The ugly multi-month low January PMI figures out of China were worrisome as the period ahead of the Lunar New Year normally sees significant front loading of inventories by the manufacturing industry. In the wake of the weak PMIs, HSBC warned that fiscal easing measures will be needed to prevent another sharp slowdown in growth. Just a day later, the PBoC injected liquidity via OMOs for the fourth consecutive week (the 90 billion yuan injection was its biggest since last January).
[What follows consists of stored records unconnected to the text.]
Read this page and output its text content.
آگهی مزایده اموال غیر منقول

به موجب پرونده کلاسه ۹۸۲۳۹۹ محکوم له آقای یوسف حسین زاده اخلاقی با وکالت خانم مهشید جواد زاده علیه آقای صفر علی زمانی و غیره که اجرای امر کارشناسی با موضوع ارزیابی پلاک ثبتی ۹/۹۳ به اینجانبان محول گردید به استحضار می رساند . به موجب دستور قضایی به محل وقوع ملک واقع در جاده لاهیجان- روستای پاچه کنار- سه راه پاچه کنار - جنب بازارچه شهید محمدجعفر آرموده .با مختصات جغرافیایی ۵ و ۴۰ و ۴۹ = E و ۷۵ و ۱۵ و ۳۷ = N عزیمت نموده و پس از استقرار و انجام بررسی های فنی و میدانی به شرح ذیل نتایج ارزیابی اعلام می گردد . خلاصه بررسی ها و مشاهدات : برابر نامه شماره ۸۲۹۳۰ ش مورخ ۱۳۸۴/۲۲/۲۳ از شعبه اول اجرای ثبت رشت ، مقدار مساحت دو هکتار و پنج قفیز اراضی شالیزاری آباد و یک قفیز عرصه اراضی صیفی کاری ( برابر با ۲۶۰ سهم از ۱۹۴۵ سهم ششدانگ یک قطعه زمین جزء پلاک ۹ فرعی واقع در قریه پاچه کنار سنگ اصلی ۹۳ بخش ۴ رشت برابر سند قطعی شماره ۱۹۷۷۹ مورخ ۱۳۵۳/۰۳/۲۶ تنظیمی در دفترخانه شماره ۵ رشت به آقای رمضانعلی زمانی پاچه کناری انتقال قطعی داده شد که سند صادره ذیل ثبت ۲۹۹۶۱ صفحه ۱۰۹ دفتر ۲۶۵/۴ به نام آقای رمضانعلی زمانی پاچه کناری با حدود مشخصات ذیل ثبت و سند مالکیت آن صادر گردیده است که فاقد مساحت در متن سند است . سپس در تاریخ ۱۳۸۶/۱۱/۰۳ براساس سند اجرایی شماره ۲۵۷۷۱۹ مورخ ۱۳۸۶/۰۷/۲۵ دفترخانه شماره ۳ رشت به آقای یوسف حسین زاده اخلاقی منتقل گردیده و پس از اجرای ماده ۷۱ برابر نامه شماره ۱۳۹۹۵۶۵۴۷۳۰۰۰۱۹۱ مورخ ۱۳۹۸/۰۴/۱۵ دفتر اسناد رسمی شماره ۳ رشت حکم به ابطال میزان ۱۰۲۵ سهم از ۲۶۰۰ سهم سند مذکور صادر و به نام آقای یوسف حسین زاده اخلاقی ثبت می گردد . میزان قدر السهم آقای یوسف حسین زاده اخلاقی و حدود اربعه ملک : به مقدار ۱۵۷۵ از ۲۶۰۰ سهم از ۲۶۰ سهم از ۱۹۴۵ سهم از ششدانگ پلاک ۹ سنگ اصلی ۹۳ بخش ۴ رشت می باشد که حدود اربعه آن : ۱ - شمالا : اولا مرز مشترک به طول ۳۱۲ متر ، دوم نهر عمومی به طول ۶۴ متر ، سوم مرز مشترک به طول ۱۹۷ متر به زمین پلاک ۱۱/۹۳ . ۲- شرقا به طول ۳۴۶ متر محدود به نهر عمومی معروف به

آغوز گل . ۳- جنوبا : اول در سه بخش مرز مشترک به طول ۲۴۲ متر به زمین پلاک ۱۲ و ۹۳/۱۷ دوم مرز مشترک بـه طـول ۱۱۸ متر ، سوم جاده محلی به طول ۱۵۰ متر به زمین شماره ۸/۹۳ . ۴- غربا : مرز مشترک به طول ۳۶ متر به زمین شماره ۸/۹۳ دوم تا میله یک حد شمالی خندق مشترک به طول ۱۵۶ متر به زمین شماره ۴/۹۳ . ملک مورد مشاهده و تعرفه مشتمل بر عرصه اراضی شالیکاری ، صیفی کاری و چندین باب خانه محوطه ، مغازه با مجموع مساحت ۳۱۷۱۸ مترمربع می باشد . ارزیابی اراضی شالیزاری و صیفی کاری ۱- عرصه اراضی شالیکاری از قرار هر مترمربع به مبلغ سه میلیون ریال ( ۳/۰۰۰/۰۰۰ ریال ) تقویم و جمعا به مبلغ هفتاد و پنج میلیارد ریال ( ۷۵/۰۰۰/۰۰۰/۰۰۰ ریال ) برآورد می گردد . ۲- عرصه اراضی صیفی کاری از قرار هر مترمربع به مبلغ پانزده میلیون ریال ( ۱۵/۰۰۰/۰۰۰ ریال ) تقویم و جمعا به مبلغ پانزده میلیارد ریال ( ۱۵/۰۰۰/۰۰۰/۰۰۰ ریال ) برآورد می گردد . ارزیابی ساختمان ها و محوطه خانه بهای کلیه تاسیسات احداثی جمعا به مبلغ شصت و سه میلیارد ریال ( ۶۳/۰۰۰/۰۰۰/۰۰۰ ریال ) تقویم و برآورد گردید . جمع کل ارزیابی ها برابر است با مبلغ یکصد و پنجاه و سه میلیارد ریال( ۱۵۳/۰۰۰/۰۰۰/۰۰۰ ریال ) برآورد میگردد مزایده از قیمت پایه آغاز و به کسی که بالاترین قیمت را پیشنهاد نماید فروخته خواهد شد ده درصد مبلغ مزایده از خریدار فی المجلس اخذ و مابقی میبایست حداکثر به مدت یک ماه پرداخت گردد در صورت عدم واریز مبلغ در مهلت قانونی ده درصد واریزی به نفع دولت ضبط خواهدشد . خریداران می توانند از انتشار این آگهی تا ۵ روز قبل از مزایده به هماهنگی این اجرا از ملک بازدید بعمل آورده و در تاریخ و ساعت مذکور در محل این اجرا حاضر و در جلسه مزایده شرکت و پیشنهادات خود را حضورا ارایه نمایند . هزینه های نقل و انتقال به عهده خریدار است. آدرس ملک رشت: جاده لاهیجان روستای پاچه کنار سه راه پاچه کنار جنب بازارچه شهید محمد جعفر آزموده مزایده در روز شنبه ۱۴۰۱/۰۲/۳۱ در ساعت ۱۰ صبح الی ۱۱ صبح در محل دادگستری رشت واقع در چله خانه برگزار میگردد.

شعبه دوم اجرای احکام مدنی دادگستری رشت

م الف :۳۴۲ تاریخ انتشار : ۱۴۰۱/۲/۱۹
A day after that, the PBoC cut the RRR for the first time since May 2012, its fourth cut in the current easing cycle, which began in late 2011. The 50 bps cut released an estimated 600 billion yuan into the banking system, suggesting Beijing's concerns about the slowing Chinese economy are trumping worries about the nation's growing credit bubble. Nonetheless, the Shanghai Composite had its second consecutive down week, as the focus shifts to next week's peak in IPO filings.

The Reserve Bank of Australia became the latest leading central bank to cut, dropping its key cash rate by 25 basis points to a new record low of 2.25%. The Australian cut followed the RBNZ's move last week to a more cautious stance, carrying the possibility of a rate cut at its next meeting. For its part, the RBA cited weak growth in Europe and Japan, lower oil prices driving down inflation, and below-trend domestic growth. In the immediate aftermath of the cut, AUD/USD fell 140pips to five-year low of $0.7650 and NZD/USD hit multi-year lows below the $0.72 handle. On Friday, RBA quarterly policy statement also lowered the projections for 2015 GDP by 25bps to a midpoint 2.75% and headline inflation by 50bps to 2-3%.